Niilo Moilanen

Personal information
- Born: 17 May 2001 (age 24) Oulu, Finland

Sport
- Country: Finland
- Sport: Skiing

= Niilo Moilanen =

Finnish cross-country skier (born 2001)

Niilo Moilanen (born 17 May 2001) is a Finnish cross-country skier. He is best known for winning a gold medal at the 2021 Nordic Junior World Ski Championships.

==Career==
At the Junior World Championships he competed in 2020, 2021 and 2022 (U23). In 2021, staged on home soil in Vuokatti, Moilanen won a silver medal in the relay and the gold medal in the sprint race. He was the first Finnish man to win the Junior World Championships sprint, with two women having managed the feat earlier. Moilanen profited from the race being staged in the classical style, which was his strongest style.

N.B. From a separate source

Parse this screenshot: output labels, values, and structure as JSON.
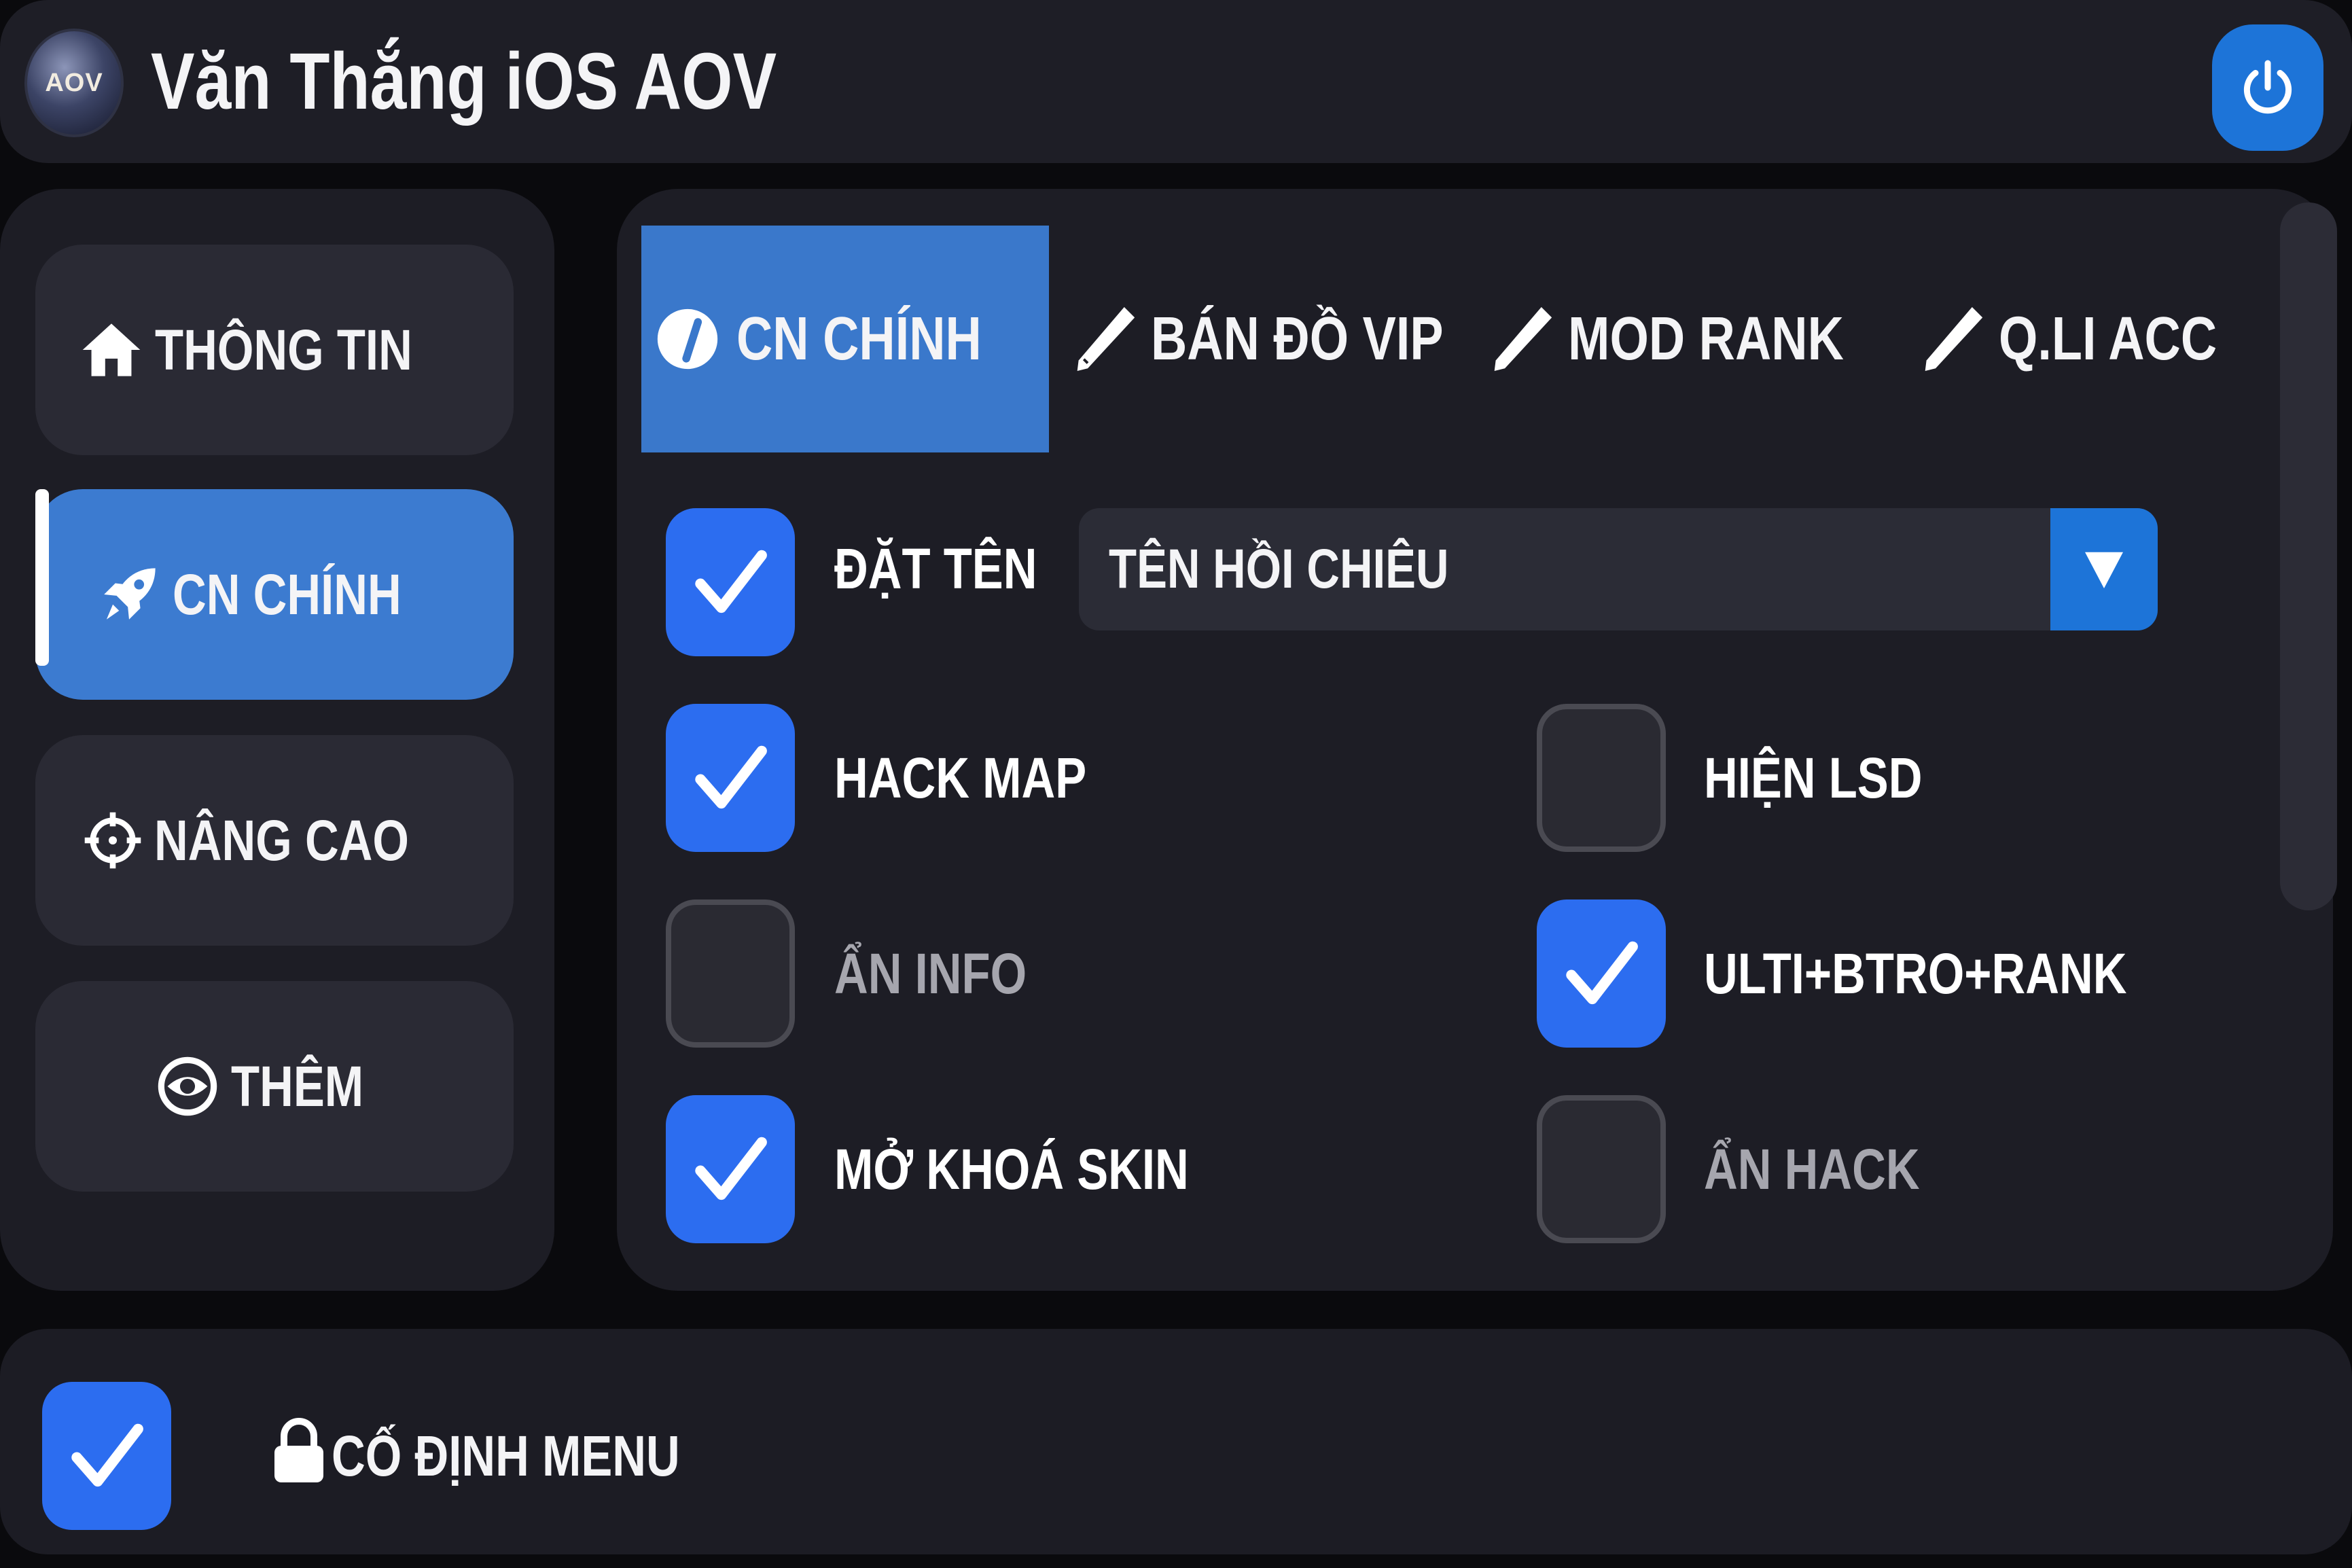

He made his World Cup debut in November 2021 in Ruka, collecting his first World Cup points with a 22nd place in the sprint which he then repeated in December in Lillehammer. His break into the top 20 came in the 2022–23 FIS Cross-Country World Cup, again in Ruka when finishing 18th, followed by an 8th place in Beitostølen in December. After Lillehammer, Moilanen managed to finish in the top 30 in every single World Cup race, with 12th being his second best. One of his weaker results came on home soil, in the World Cup closer in Lahti, where he fell three times and was knocked out of the sprint early.

Moilanen competed at the 2023 World Championships, finishing 21st in the sprint and 11th in the team sprint. During the 2023–24 FIS Cross-Country World Cup, his best finish was 11th in the sprint in Canmore. In the summer of 2024 he crashed with a cyclist while roller skiing, sustaining several fractures to the face and jaw.